Kasus ini telah memicu kegaduhan di masyarakat, termasuk di lingkungan akademik Universitas Gadjah Mada (UGM), tempat Jokowi menempuh pendidikan. Tudingan ijazah palsu juga memunculkan ketegangan di Solo, terutama di sekitar kediaman Jokowi, yang dianggap meresahkan warga setempat.

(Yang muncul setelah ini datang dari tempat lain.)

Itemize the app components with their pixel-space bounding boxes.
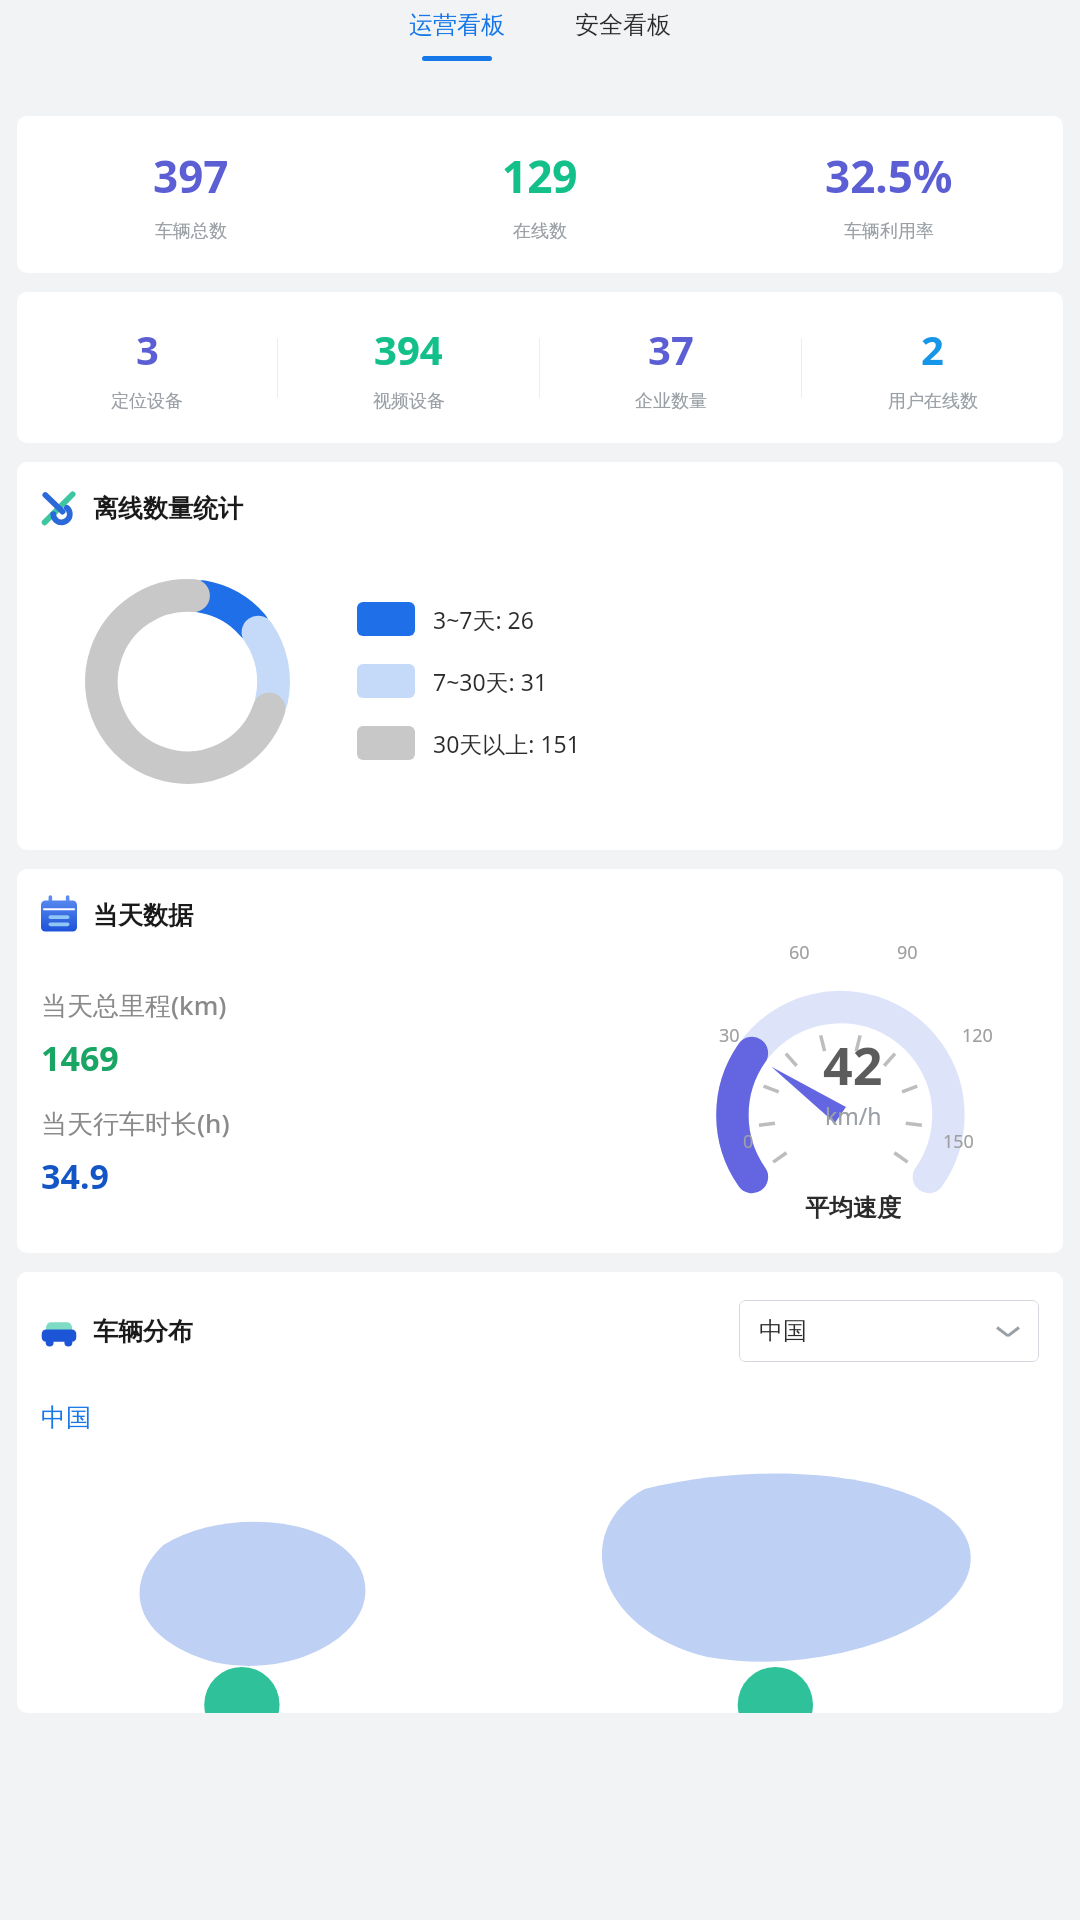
staticText: 中国 [759,1316,807,1346]
staticText: 2 [921,322,944,376]
button[interactable]: 3~7天: 26 [357,602,534,636]
staticText: 定位设备 [111,390,183,413]
staticText: 32.5% [825,146,953,206]
staticText: 42 [823,1029,883,1100]
staticText: 企业数量 [635,390,707,413]
staticText: 离线数量统计 [93,493,243,524]
staticText: 129 [502,146,578,206]
staticText: 在线数 [513,220,567,243]
staticText: 90 [897,940,918,965]
button[interactable]: 3 [17,322,277,413]
staticText: 安全看板 [575,10,671,40]
button[interactable]: 中国 [739,1300,1039,1362]
button[interactable]: 394 [278,322,539,413]
staticText: 60 [789,940,810,965]
button[interactable]: 129 [365,146,714,243]
staticText: 平均速度 [805,1193,901,1223]
staticText: 34.9 [41,1153,109,1199]
button[interactable]: 运营看板 [389,10,525,61]
staticText: 运营看板 [409,10,505,40]
other: Offline statistics [41,490,77,526]
staticText: 30天以上: 151 [433,728,580,759]
button[interactable]: 2 [802,322,1063,413]
staticText: 车辆利用率 [844,220,934,243]
other: Today data [41,897,77,933]
button[interactable]: 37 [540,322,801,413]
other: Vehicle distribution [41,1313,77,1349]
staticText: 7~30天: 31 [433,666,548,697]
staticText: 中国 [41,1402,91,1433]
staticText: 车辆总数 [155,220,227,243]
staticText: 30 [719,1023,740,1048]
staticText: 当天总里程(km) [41,987,227,1023]
staticText: 3 [136,322,159,376]
button[interactable]: 7~30天: 31 [357,664,548,698]
staticText: km/h [825,1100,882,1131]
staticText: 120 [962,1023,993,1048]
staticText: 1469 [41,1035,119,1081]
staticText: 视频设备 [373,390,445,413]
button[interactable]: 安全看板 [555,10,691,40]
button[interactable]: 32.5% [714,146,1063,243]
staticText: 0 [743,1129,754,1154]
staticText: 车辆分布 [93,1316,193,1347]
staticText: 当天数据 [93,900,193,931]
staticText: 397 [153,146,229,206]
staticText: 37 [648,322,694,376]
staticText: 当天行车时长(h) [41,1105,230,1141]
staticText: 3~7天: 26 [433,604,534,635]
button[interactable]: 397 [17,146,365,243]
staticText: 394 [374,322,443,376]
staticText: 用户在线数 [888,390,978,413]
button[interactable]: 30天以上: 151 [357,726,580,760]
staticText: 150 [943,1129,974,1154]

Relawan Pro-Jokowi (Projo) menyambut baik langkah penyidikan ini. Wakil Ketua Umum Projo, Freddy Alex Damanik, yakin bahwa Roy Suryo dan pihak lain yang terlibat akan segera ditetapkan sebagai tersangka. “Jujur kami sudah meyakini ini sejak awal, hanya masalah waktu saja Roy Suryo dkk akan menjadi tersangka atas tuduhan mereka kepada Pak Jokowi,” tegas Freddy.
Langkah Hukum Berikutnya
Pihak kepolisian kini tengah mendalami bukti-bukti yang ada, termasuk keterangan dari sejumlah saksi seperti ajudan Jokowi, Kompol Syarif Fitriansyah, serta tokoh lain seperti Tifauzia dan Rismon Sianipar. Dengan naiknya status kasus ke penyidikan, publik menanti perkembangan lebih lanjut, termasuk potensi penetapan tersangka dalam waktu dekat.
Kasus ini tidak hanya menjadi sorotan hukum, tetapi juga memperpanas diskusi politik di Indonesia. Dengan proses hukum yang terus bergulir, kejelasan mengenai tuduhan ijazah palsu Jokowi diharapkan dapat terungkap, memberikan kepastian hukum bagi semua pihak yang terlibat.